Thomas had averaged 28.7 points per game, the ninth-most in the NBA, on 48.3 percent shooting before being sidelined by an ankle sprain. He came off the bench in his first game back. However, head coach Jacque Vaughn moved the 23-year-old back into the starting unit for Brooklyn's last five games, sliding Dorian Finney-Smith to the bench.

Thomas has struggled to regain his early-season efficiency since the move, averaging 17.4 points on 34.4 percent shooting over his last five appearances. Following Wednesday's win over the Phoenix Suns, the LSU product admitted he has yet to find his groove offensively in Brooklyn's starting unit.

“I'm just still trying to find my rhythm and timing,” Thomas said. “It’s only my fourth game back so I’m really not in a rhythm like how I was before, but I feel like I’m getting there slowly but surely. So just continuing to play, staying true, and believing in my work.”

Thomas led the Nets with 24 points and four assists on 6-of-17 shooting against Phoenix. Despite his early struggles, he scored 10 fourth-quarter points, including a pair of clutch free-throws with three seconds remaining to put the game away.

“That's the name of the game. Sometimes you're hot. Sometimes you're not,” Cam Johnson said of Thomas' shooting slump. “You got to ride the waves and figure out how to turn it around when you kind of fall out of it. But everybody that's played on that court, everybody's playing in the league understands that that's part of it.”

“That's what comes with it, and you just have to continue to work on your game, stay in the gym, stay level-headed, and just believe in yourself.”

Cam Thomas is entrenched as Nets starter

Nets' Jacque Vaughn in front. Nets' Cam Thomas shooting a basketball in background.

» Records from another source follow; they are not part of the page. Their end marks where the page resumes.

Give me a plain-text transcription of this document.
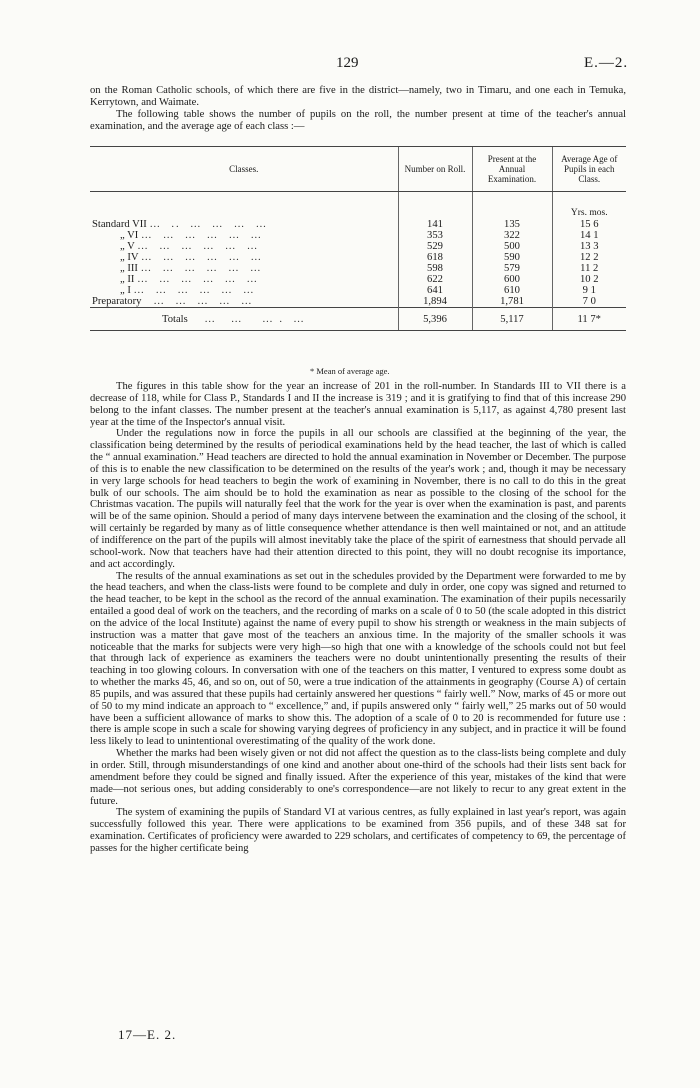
129	E.—2.

on the Roman Catholic schools, of which there are five in the district—namely, two in Timaru, and one each in Temuka, Kerrytown, and Waimate.

The following table shows the number of pupils on the roll, the number present at time of the teacher's annual examination, and the average age of each class :—

Classes.	Number on Roll.	Present at the Annual Examination.	Average Age of Pupils in each Class.
			Yrs. mos.
Standard VII …  ..  …  …  …  …	141	135	15 6
„ VI …  …  …  …  …  …	353	322	14 1
„ V …  …  …  …  …  …	529	500	13 3
„ IV …  …  …  …  …  …	618	590	12 2
„ III …  …  …  …  …  …	598	579	11 2
„ II …  …  …  …  …  …	622	600	10 2
„ I …  …  …  …  …  …	641	610	9 1
Preparatory   …  …  …  …  …	1,894	1,781	7 0
Totals    …   …    … .  …	5,396	5,117	11 7*
* Mean of average age.

The figures in this table show for the year an increase of 201 in the roll-number. In Standards III to VII there is a decrease of 118, while for Class P., Standards I and II the increase is 319 ; and it is gratifying to find that of this increase 290 belong to the infant classes. The number present at the teacher's annual examination is 5,117, as against 4,780 present last year at the time of the Inspector's annual visit.

Under the regulations now in force the pupils in all our schools are classified at the beginning of the year, the classification being determined by the results of periodical examinations held by the head teacher, the last of which is called the “ annual examination.” Head teachers are directed to hold the annual examination in November or December. The purpose of this is to enable the new classification to be determined on the results of the year's work ; and, though it may be necessary in very large schools for head teachers to begin the work of examining in November, there is no call to do this in the great bulk of our schools. The aim should be to hold the examination as near as possible to the closing of the school for the Christmas vacation. The pupils will naturally feel that the work for the year is over when the examination is past, and parents will be of the same opinion. Should a period of many days intervene between the examination and the closing of the school, it will certainly be regarded by many as of little consequence whether attendance is then well maintained or not, and an attitude of indifference on the part of the pupils will almost inevitably take the place of the spirit of earnestness that should pervade all school-work. Now that teachers have had their attention directed to this point, they will no doubt recognise its importance, and act accordingly.

The results of the annual examinations as set out in the schedules provided by the Department were forwarded to me by the head teachers, and when the class-lists were found to be complete and duly in order, one copy was signed and returned to the head teacher, to be kept in the school as the record of the annual examination. The examination of their pupils necessarily entailed a good deal of work on the teachers, and the recording of marks on a scale of 0 to 50 (the scale adopted in this district on the advice of the local Institute) against the name of every pupil to show his strength or weakness in the main subjects of instruction was a matter that gave most of the teachers an anxious time. In the majority of the smaller schools it was noticeable that the marks for subjects were very high—so high that one with a knowledge of the schools could not but feel that through lack of experience as examiners the teachers were no doubt unintentionally presenting the results of their teaching in too glowing colours. In conversation with one of the teachers on this matter, I ventured to express some doubt as to whether the marks 45, 46, and so on, out of 50, were a true indication of the attainments in geography (Course A) of certain 85 pupils, and was assured that these pupils had certainly answered her questions “ fairly well.” Now, marks of 45 or more out of 50 to my mind indicate an approach to “ excellence,” and, if pupils answered only “ fairly well,” 25 marks out of 50 would have been a sufficient allowance of marks to show this. The adoption of a scale of 0 to 20 is recommended for future use : there is ample scope in such a scale for showing varying degrees of proficiency in any subject, and in practice it will be found less likely to lead to unintentional overestimating of the quality of the work done.

Whether the marks had been wisely given or not did not affect the question as to the class-lists being complete and duly in order. Still, through misunderstandings of one kind and another about one-third of the schools had their lists sent back for amendment before they could be signed and finally issued. After the experience of this year, mistakes of the kind that were made—not serious ones, but adding considerably to one's correspondence—are not likely to recur to any great extent in the future.

The system of examining the pupils of Standard VI at various centres, as fully explained in last year's report, was again successfully followed this year. There were applications to be examined from 356 pupils, and of these 348 sat for examination. Certificates of proficiency were awarded to 229 scholars, and certificates of competency to 69, the percentage of passes for the higher certificate being

17—E. 2.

Vaughn reaffirmed his commitment to Thomas in the starting lineup before the Phoenix win. The coach offered praise for the third-year Net's willingness to accept coaching postgame.

“I love this game. It teaches you so many valuable lessons. I looked down at the box score at one point. He was three for ten. And I’m still gonna believe in what he can do and how he can impact the game,” he said. “He continues to learn and accept the coaching and wanna do well for his teammates… He is learning how to start and play both ends of the floor.”

“At some point tonight he’s gotta guard Kevin [Durant] or Devin [Booker] or [Bradley] Beal. So that doesn't happen when you’re coming off the bench. You can hide a little bit and we can scheme a little bit. And so that challenge on both ends of the floor he’s accepting and learning. The offensive piece is learning how to play with Mikal [Bridges], learning how to play with CJ and with Spencer [Dinwiddie], who’s our point guard and initiates our offense. And so how do you get yourself involved with the game without going outside of the flow and then still being productive? And still taking efficient shots?

“That balance right there, that’s what he’s facing,” Vaughn continued. “And then the consistency of a young player doing it every night. It’s a great challenge for him.”